RJR's vote-counting took much longer than The Gleaner's. The RJR newsroom head reminded us that "RJR has 10,066 shareholders" and that "counters say it will take them at least 2hrs ...". Later, we learnt from him that although votes had been counted, they were "being crossed-checked". And then the victory count, "249 shares voted with 219m shares approved the resolution." We also learnt that "8 shareholders representing 69k shares were invalid". RJR rejoiced at its 88 per cent shareholder support in favour of the merger.
Messy Work Ahead
Next steps towards making the merger a reality included legal work to change the articles of association for the two companies. Shareholders voted on these on January 7. But that was the easy part. The tough and likely messy job, assuming that everything passes legal muster, is the blending of two cultures and the inevitable shakeout of staff.
A certain type of sensitivity and emotional intelligence are essential in order to successfully transition these two market leaders into a strong, profitable single media entity that is able to weather challenges from telecos with deep pockets. If one strips Azar's full-page ad down to its essence, it becomes clear that he has great issues with the management style at RJR and how things are done. His concerns should not be ignored. In going forward, greater inclusiveness and open, frank discussions are needed.
The America Online (AOL) TimeWarner media merger announced on January 10, 2000 and valued at US$350 billion, the largest in America for those times, is a case study in merger failure.

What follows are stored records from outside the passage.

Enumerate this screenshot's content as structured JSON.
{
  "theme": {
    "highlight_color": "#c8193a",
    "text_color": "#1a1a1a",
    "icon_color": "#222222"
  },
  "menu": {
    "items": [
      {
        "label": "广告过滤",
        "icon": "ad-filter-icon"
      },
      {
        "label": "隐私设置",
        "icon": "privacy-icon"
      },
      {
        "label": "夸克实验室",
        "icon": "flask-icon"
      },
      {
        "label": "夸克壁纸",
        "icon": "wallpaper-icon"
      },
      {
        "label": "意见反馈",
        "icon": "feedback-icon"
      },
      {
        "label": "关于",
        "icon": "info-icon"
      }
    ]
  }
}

The New York Times noted, "To call the transaction the worst in history, as it is now taught in business schools, does not begin to tell the story of how some of the brightest minds in technology and media collaborated to produce a deal now regarded by many as a colossal mistake."
Many of us want to see the RJR-Gleaner merger succeed. Appointing two millennials, one female and one male, to the new board would not only send the right signal, but likely redound to the new entity's financial benefit. After all, it is via the Internet, whether through The Gleaner's website or TVJ's over-the-top content, that new and financially rewarding growth is expected. Millennials are more likely to bring fresh thinking and to understand how to navigate and profit from the Internet than the existing directors.